Unlike Mars, Venus has always been the ugly stepchild of planetary exploration. The cloud-shrouded world is a hell of blistering temperatures and crushing pressure on its surface. Various Soviet landings on the second planet from the sun have either failed or lasted only a brief time. The United States has studied Venus safe from afar, starting with Mariner 2 in the early 1960s and ending with Magellan in the 1990s. Now Russia would like to revisit Venus and NASA is interested in joining in, according to Space.com.

Venera-D is a planned Russian mission to Venus that would involve not only a lander and an orbiter, but an airship that would ply the skies of the planet where both the temperature and atmospheric pressure is relatively benign compared to what adheres on the surface.

The mission represents an opportunity for cooperative exploration for the two space powers and former superpower rivals.

Venus is about the same size as Earth. However, a runaway greenhouse effect sometime in the distant past has created a world that more resembles Hell than any place on our home planet. Its atmosphere is 93 percent carbon dioxide with a pressure 92 times that of Earth on the surface. The temperature on the surface is 865 degrees F on the average. In many ways, Venus is one of the most inhospitable in the solar system.

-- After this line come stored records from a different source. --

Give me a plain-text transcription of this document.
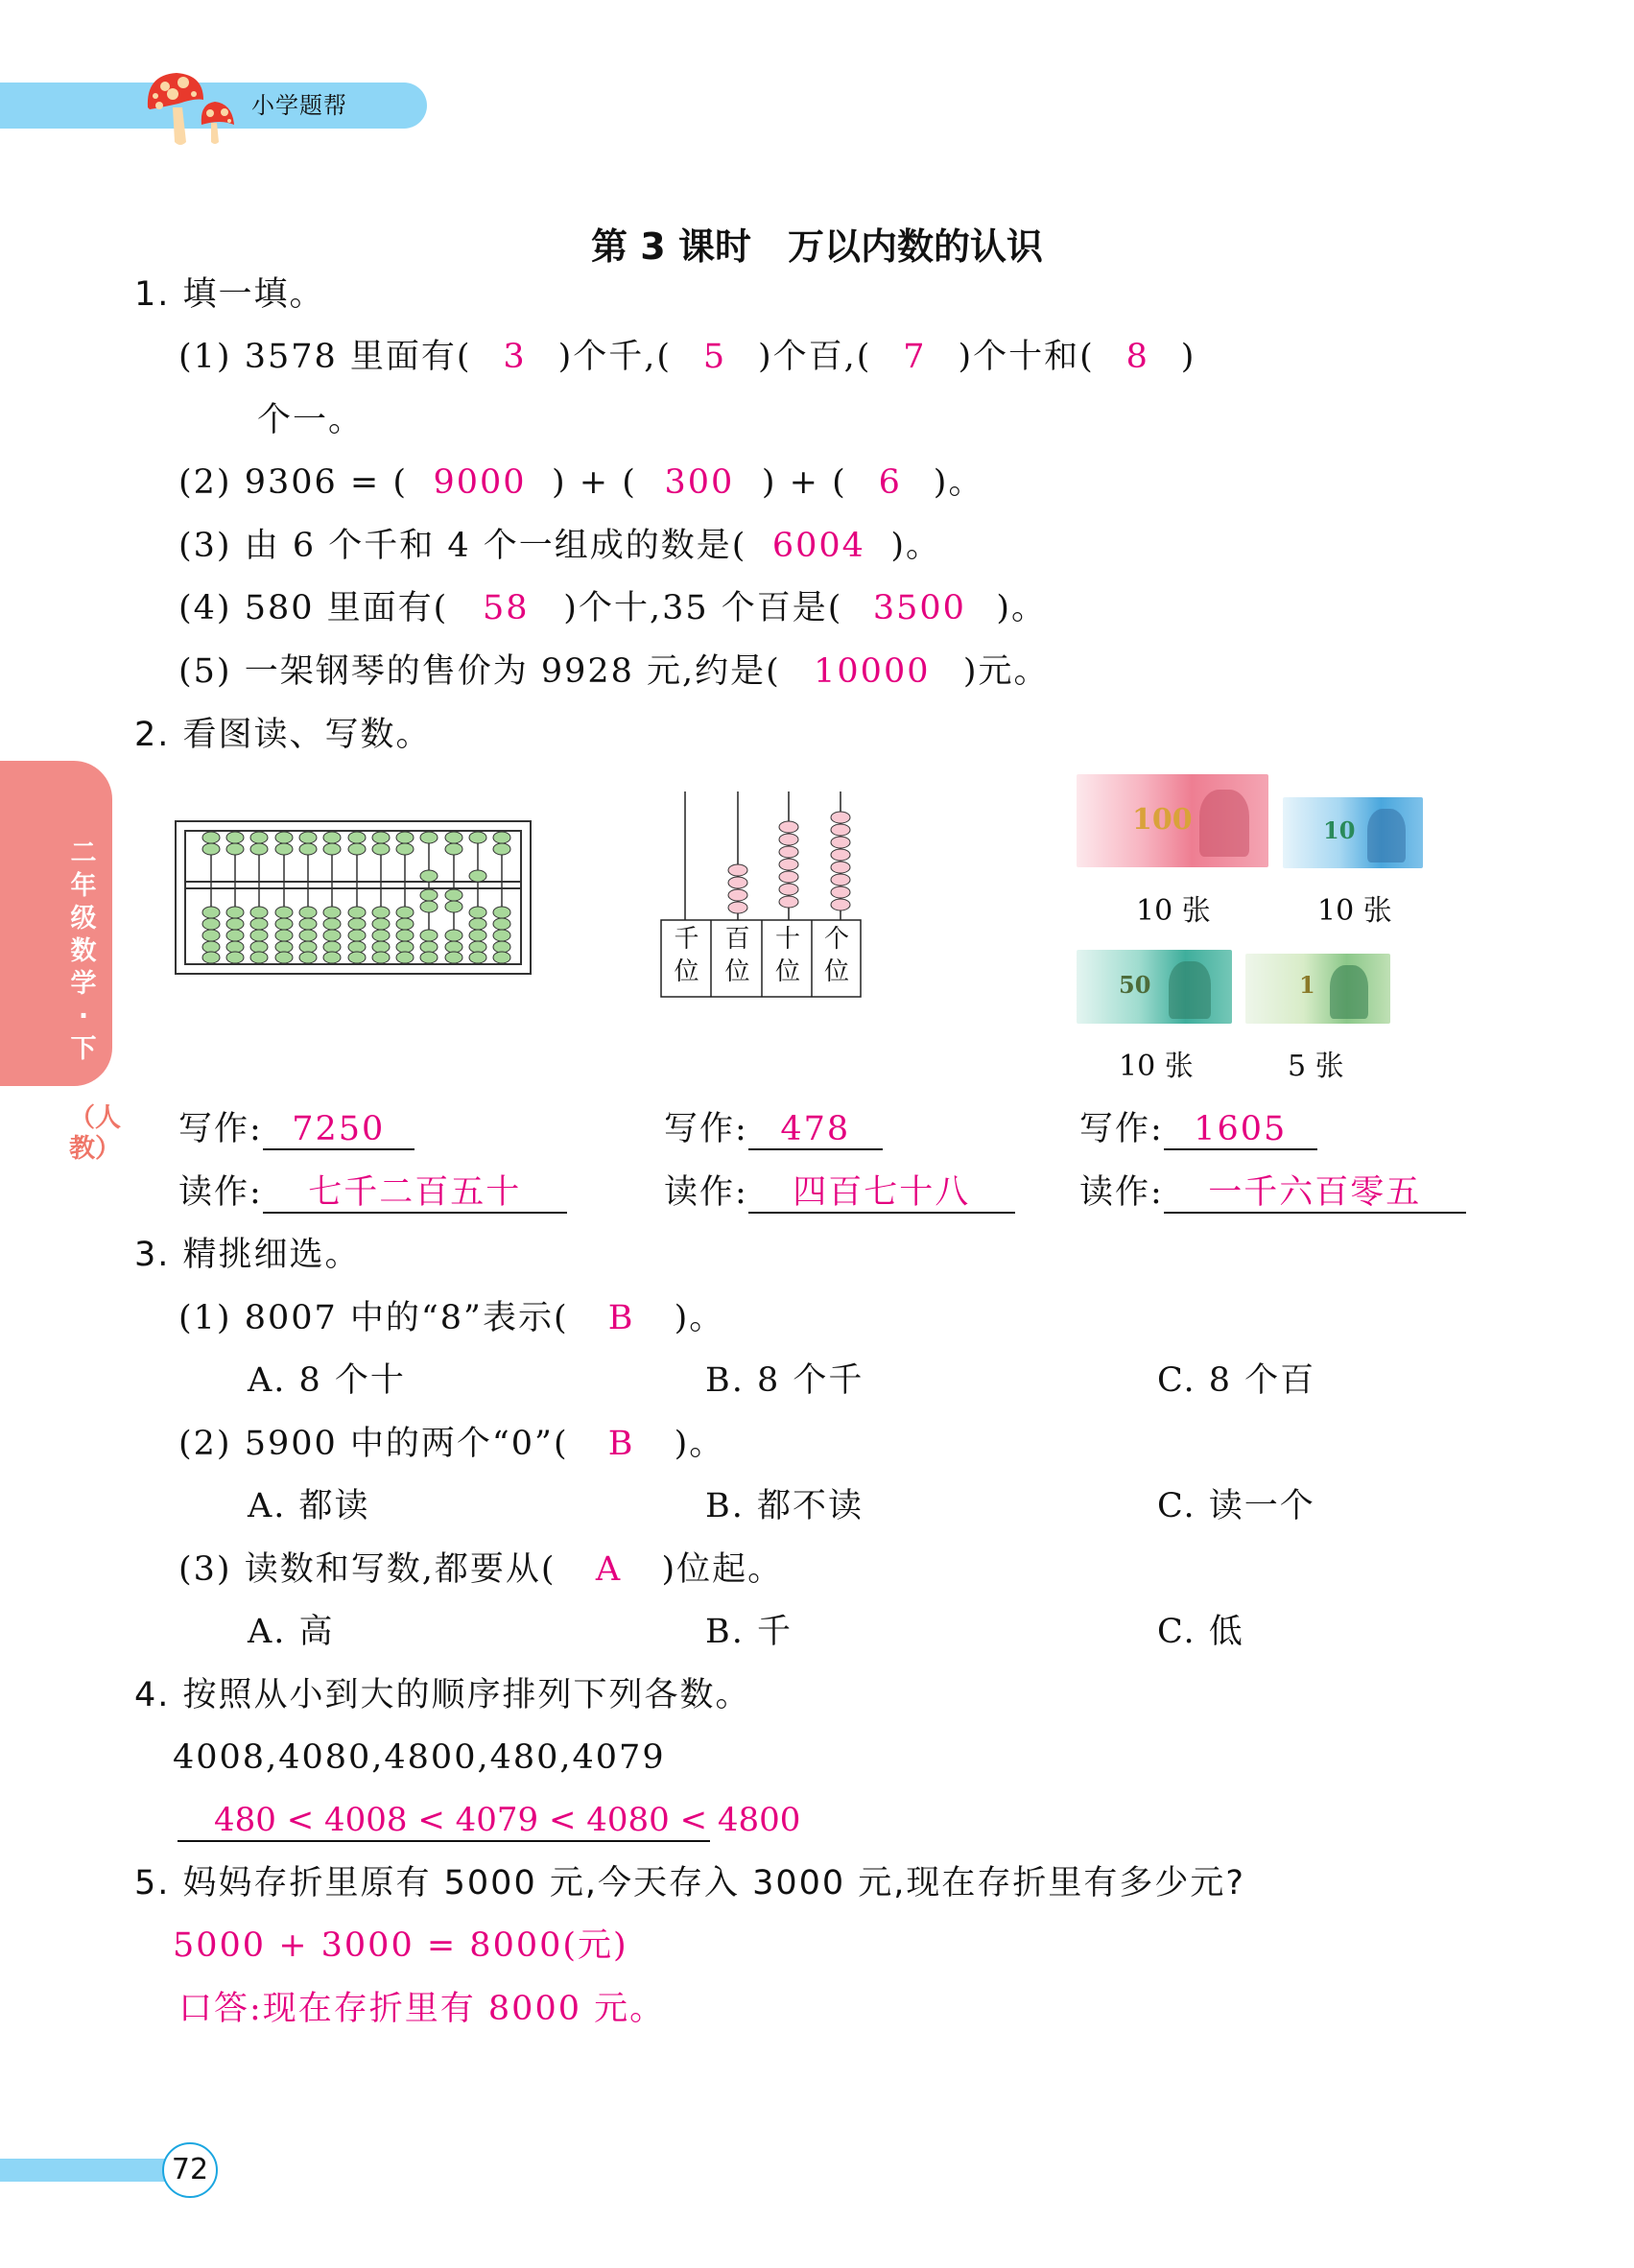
小学题帮
第 3 课时　万以内数的认识
二年级数学·下
（人教）
1. 填一填。
(1) 3578 里面有( 3 )个千,( 5 )个百,( 7 )个十和( 8 )
个一。
(2) 9306 = ( 9000 ) + ( 300 ) + ( 6 )。
(3) 由 6 个千和 4 个一组成的数是( 6004 )。
(4) 580 里面有( 58 )个十,35 个百是( 3500 )。
(5) 一架钢琴的售价为 9928 元,约是( 10000 )元。
2. 看图读、写数。
千位
百位
十位
个位
100	10
50	1
10 张	10 张
10 张	5 张
写作: 7250	写作: 478	写作: 1605
读作: 七千二百五十	读作: 四百七十八	读作: 一千六百零五
3. 精挑细选。
(1) 8007 中的“8”表示( B )。
A. 8 个十	B. 8 个千	C. 8 个百
(2) 5900 中的两个“0”( B )。
A. 都读	B. 都不读	C. 读一个
(3) 读数和写数,都要从( A )位起。
A. 高	B. 千	C. 低
4. 按照从小到大的顺序排列下列各数。
4008,4080,4800,480,4079
480 < 4008 < 4079 < 4080 < 4800
5. 妈妈存折里原有 5000 元,今天存入 3000 元,现在存折里有多少元?
5000 + 3000 = 8000(元)
口答:现在存折里有 8000 元。
72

About 50 kilometers above Venus’ surface both the pressure and temperature are relatively benign, hence the proposal to insert an airship, run by solar energy, to explore that region.

One of the engineering challenges is that sulfuric acid also exists at that part of the Venusian atmosphere. Temperatures, while nowhere near what adheres on the surface, are still much higher than on Earth.

Even so, some futurists suggest that floating cities could be used to colonized the Upper Atmosphere of Venus, with scientists living there long term, studying the planet with remote controlled drones and rovers specially built to withstand the harsh conditions on the surface.

In the meantime, Venera-D is planned to take place sometime in the 2020s and has not yet received significant funding.